Veteran spelunker Gary Lutes Tim, 9, & Gary, Jr., 13,. Credit : William F. Campbell/Getty

A 37-Year-Old Father and His Two Kids Spent 5 Days Trapped in a West Virginia Cave Before Their Dramatic Rescue

Thomas Smith
5 Min Read

A 37-year-old Tampa man and his two sons endured a terrifying ordeal when they became trapped for days inside a dark, twisting cave in West Virginia — battling hunger, thirst, and fear as they struggled to survive.

Gary Lutes, a single father whose wife had died of breast cancer four years earlier, set out in 1990 on a hiking and caving trip with his sons — 13-year-old Gary Jr. (“Buddy”) and 9-year-old Tim. A seasoned caver with two decades of experience, Lutes had explored the New Trout Cave before. But this time, as the trio ventured into a section called the Maze, they had no idea how quickly things would go wrong.

Lutes later recalled that the trouble began when they reached an eight-foot drop through sharp rocks. “Man, I do not want to hassle with this pack snagging on every little rock,” he thought. So he left it behind — along with their food, water, fuel, lighter, and candle.

Just ten minutes later, now hundreds of feet deeper, Tim’s headlamp began to dim and went out. Buddy’s followed soon after. “That’s when my adrenaline started pumping pretty hard,” Lutes said.

Disoriented and unable to find his way back, Lutes realized they were lost — and his sons could see it. “Dad looked nervous,” Buddy remembered. “I could tell we were lost. He was moving too fast, jerking his head back and forth.”

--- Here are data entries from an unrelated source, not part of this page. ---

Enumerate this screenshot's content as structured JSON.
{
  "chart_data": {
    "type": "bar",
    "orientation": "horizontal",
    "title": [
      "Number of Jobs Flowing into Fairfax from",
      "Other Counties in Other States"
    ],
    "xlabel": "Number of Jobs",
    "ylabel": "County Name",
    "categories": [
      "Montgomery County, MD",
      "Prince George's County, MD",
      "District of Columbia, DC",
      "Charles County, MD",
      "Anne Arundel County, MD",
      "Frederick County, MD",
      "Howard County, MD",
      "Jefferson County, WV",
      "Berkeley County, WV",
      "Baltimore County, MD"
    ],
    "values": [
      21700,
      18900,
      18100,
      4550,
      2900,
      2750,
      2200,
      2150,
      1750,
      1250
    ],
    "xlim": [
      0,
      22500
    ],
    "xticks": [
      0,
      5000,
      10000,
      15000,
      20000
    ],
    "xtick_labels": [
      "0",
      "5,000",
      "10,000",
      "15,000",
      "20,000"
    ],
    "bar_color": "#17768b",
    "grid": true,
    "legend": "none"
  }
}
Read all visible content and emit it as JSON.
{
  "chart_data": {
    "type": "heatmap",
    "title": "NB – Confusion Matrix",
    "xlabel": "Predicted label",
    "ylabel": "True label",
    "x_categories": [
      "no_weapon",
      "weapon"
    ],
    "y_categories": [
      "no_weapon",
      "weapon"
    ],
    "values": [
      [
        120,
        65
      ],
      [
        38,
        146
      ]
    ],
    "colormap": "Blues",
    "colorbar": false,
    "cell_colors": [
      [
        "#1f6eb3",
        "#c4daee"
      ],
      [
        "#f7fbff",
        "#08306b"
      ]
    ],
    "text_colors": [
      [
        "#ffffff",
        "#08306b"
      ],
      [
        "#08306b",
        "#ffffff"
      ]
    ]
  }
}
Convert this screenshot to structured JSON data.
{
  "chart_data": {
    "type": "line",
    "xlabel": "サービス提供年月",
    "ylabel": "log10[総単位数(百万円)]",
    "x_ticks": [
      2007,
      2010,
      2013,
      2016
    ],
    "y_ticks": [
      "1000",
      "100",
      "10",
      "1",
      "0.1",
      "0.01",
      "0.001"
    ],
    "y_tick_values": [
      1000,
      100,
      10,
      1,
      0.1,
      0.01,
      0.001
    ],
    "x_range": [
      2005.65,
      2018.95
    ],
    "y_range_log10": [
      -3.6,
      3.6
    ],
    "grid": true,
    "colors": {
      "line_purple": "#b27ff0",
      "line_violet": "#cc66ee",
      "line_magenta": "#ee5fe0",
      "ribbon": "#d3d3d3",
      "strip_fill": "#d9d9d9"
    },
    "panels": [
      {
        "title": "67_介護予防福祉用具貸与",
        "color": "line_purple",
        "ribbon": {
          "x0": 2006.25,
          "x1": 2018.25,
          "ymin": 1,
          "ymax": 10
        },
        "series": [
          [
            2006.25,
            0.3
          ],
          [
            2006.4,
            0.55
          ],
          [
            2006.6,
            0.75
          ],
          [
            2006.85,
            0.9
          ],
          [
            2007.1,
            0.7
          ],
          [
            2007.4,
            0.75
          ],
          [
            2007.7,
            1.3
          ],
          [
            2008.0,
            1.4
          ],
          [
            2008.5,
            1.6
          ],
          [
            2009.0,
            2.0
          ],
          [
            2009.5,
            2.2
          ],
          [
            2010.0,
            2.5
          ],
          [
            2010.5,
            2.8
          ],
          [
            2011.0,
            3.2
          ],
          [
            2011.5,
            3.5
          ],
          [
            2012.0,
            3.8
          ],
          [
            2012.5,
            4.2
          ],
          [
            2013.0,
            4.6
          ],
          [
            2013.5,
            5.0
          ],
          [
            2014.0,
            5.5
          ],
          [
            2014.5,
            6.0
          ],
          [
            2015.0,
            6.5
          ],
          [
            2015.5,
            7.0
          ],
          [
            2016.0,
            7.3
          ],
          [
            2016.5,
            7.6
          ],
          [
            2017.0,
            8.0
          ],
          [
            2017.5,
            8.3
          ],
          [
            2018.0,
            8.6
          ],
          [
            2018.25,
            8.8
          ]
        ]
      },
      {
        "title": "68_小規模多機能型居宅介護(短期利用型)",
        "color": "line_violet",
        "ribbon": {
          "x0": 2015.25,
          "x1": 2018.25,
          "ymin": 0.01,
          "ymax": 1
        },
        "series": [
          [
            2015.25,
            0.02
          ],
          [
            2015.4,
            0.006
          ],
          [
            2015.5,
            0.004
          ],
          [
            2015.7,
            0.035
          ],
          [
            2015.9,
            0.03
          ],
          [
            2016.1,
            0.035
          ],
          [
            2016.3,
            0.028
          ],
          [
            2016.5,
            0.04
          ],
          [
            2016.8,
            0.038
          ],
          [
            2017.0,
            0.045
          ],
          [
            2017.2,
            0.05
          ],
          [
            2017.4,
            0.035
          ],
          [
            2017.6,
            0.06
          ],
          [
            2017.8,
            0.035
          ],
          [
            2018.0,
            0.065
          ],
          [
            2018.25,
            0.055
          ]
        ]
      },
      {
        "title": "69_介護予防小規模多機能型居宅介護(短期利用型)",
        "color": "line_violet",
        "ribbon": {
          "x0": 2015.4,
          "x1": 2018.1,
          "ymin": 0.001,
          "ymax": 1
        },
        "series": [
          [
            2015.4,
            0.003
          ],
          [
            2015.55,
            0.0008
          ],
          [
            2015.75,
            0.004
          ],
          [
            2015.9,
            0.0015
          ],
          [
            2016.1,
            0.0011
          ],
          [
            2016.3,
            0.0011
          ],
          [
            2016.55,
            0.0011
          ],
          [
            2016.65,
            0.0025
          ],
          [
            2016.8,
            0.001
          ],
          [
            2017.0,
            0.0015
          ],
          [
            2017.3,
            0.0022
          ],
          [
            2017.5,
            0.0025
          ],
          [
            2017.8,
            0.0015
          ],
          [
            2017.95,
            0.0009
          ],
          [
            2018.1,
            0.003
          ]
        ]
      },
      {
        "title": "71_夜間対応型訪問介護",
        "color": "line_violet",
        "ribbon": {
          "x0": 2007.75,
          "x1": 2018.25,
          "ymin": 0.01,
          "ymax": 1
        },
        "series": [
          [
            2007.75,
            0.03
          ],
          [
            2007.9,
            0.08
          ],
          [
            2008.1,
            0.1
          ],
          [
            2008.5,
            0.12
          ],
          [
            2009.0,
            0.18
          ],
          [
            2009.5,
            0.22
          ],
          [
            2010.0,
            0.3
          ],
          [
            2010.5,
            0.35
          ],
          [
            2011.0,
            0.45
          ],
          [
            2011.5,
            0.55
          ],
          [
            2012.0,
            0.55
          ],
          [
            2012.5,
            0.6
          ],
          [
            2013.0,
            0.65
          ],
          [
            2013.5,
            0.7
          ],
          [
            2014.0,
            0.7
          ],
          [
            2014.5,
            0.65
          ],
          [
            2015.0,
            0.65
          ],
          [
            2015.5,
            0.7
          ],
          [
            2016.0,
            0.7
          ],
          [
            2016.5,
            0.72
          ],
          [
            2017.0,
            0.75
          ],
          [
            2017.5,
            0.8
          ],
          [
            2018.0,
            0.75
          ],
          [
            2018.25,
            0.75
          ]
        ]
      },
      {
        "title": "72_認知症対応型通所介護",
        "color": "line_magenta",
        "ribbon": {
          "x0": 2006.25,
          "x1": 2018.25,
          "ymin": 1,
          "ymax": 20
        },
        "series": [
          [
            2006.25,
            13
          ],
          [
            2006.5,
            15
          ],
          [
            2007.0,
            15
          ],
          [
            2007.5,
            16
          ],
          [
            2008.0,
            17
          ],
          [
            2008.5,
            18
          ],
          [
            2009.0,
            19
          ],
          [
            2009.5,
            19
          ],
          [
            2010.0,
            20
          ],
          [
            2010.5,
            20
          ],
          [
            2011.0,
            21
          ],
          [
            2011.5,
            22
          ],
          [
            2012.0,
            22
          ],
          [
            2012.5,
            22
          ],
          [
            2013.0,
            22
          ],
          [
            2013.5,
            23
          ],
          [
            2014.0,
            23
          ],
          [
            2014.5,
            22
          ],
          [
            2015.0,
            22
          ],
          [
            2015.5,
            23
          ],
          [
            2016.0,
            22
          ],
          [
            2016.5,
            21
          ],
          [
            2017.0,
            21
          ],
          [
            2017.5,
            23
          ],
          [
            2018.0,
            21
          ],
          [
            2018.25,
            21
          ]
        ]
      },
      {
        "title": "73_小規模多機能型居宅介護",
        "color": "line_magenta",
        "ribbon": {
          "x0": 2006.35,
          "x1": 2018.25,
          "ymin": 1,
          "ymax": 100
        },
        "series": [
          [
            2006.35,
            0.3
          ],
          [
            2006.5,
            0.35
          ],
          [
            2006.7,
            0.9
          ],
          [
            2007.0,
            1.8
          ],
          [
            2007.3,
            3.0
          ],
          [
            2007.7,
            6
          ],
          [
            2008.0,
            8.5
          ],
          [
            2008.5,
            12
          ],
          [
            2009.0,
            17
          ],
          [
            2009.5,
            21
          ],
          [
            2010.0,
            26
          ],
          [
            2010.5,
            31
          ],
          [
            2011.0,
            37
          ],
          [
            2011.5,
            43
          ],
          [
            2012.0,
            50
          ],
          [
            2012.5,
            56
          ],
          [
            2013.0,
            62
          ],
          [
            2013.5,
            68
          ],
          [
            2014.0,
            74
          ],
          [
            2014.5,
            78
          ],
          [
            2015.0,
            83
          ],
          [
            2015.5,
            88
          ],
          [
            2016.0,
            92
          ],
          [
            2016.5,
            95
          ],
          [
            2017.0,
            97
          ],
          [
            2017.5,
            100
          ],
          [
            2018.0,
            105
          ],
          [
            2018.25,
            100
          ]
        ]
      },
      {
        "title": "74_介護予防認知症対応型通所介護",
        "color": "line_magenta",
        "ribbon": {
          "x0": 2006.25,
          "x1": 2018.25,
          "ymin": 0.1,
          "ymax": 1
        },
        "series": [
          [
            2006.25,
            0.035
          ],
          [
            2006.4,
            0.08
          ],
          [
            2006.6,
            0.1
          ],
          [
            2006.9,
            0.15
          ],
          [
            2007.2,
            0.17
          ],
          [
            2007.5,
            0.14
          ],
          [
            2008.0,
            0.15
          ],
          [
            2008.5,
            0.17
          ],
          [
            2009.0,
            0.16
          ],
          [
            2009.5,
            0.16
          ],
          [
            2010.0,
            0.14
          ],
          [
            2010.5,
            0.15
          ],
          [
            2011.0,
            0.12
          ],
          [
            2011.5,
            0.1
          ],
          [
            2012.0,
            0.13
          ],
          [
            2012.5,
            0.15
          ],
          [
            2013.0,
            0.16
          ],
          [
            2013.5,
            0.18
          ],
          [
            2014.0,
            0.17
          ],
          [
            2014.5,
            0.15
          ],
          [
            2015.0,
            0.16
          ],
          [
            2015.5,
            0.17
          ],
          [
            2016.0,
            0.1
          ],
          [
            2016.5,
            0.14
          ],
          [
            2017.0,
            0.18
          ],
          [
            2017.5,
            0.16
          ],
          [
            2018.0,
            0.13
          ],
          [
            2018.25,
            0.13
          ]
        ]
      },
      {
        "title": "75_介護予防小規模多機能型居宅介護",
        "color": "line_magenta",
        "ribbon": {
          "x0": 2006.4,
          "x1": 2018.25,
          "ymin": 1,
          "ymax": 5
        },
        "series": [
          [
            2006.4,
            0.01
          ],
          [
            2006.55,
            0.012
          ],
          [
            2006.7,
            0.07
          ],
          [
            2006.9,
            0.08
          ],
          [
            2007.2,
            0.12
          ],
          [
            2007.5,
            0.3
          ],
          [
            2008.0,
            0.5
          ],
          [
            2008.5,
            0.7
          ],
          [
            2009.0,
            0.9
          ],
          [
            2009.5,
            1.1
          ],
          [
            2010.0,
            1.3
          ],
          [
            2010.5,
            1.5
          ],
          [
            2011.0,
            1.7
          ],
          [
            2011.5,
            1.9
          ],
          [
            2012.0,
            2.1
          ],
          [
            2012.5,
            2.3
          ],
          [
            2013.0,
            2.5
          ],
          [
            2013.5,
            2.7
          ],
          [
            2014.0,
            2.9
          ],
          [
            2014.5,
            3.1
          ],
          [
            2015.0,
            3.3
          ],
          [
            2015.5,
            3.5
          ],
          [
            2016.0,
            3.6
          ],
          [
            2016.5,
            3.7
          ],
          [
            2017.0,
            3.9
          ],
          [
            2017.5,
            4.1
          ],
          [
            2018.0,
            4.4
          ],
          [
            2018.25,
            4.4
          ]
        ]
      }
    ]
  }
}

Trying to stay calm, Lutes reassured the boys that everything would be fine. But when his own lamp — their last light — died, they were plunged into complete darkness.

“Are we gonna get out of here?” the boys asked over and over. “Yeah,” Lutes told them. “We’re gonna get out. I just gotta think.”

Over the next two hours, he used desperate ingenuity — wetting carbide with his own urine to relight a lamp — but the light faded again. The three huddled together for warmth in the cold, damp, 54-degree air. Hunger and thirst soon set in.

“By the first night our mouths were feeling dry, like cotton,” Lutes said. “I would have given anything for that canteen of water.” Within a day, they were too weak to stand.

At one point, all three lay down, ready to surrender. “Yes, we lay down to die, so to speak,” Lutes admitted. “We were just so tired, so exhausted. We felt like we’d fought as long as we could.”

By the third day, hallucinations set in. Lutes imagined a Coke vending machine; Buddy thought he was reclining in their living room chair. They even talked about what it might be like to die.

On the fifth day, as they drifted in and out of sleep, Lutes thought he heard someone calling Tim’s name. “I thought it was my mind playing tricks on me,” he said — until Tim sat up and started yelling. The rescuers’ voices were real. Fifteen minutes later, their flashlights cut through the darkness. “It seemed like a high beam from a car shining in our eyes,” Lutes said. “I didn’t turn away. I loved seeing that light.”

A search team had been mobilized two days earlier after the family failed to meet the boys’ grandparents. All three were pulled out suffering from dehydration, starvation, and nerve damage from poor circulation. Buddy had a partially collapsed lung, and Tim was treated for an infected blister.

After being hospitalized, Lutes said he wasn’t ready to give up caving — but the experience changed him. “From here on out,” he said, “I’m going to be a much calmer person, much more patient. I’m just going to try to make the best of each day.”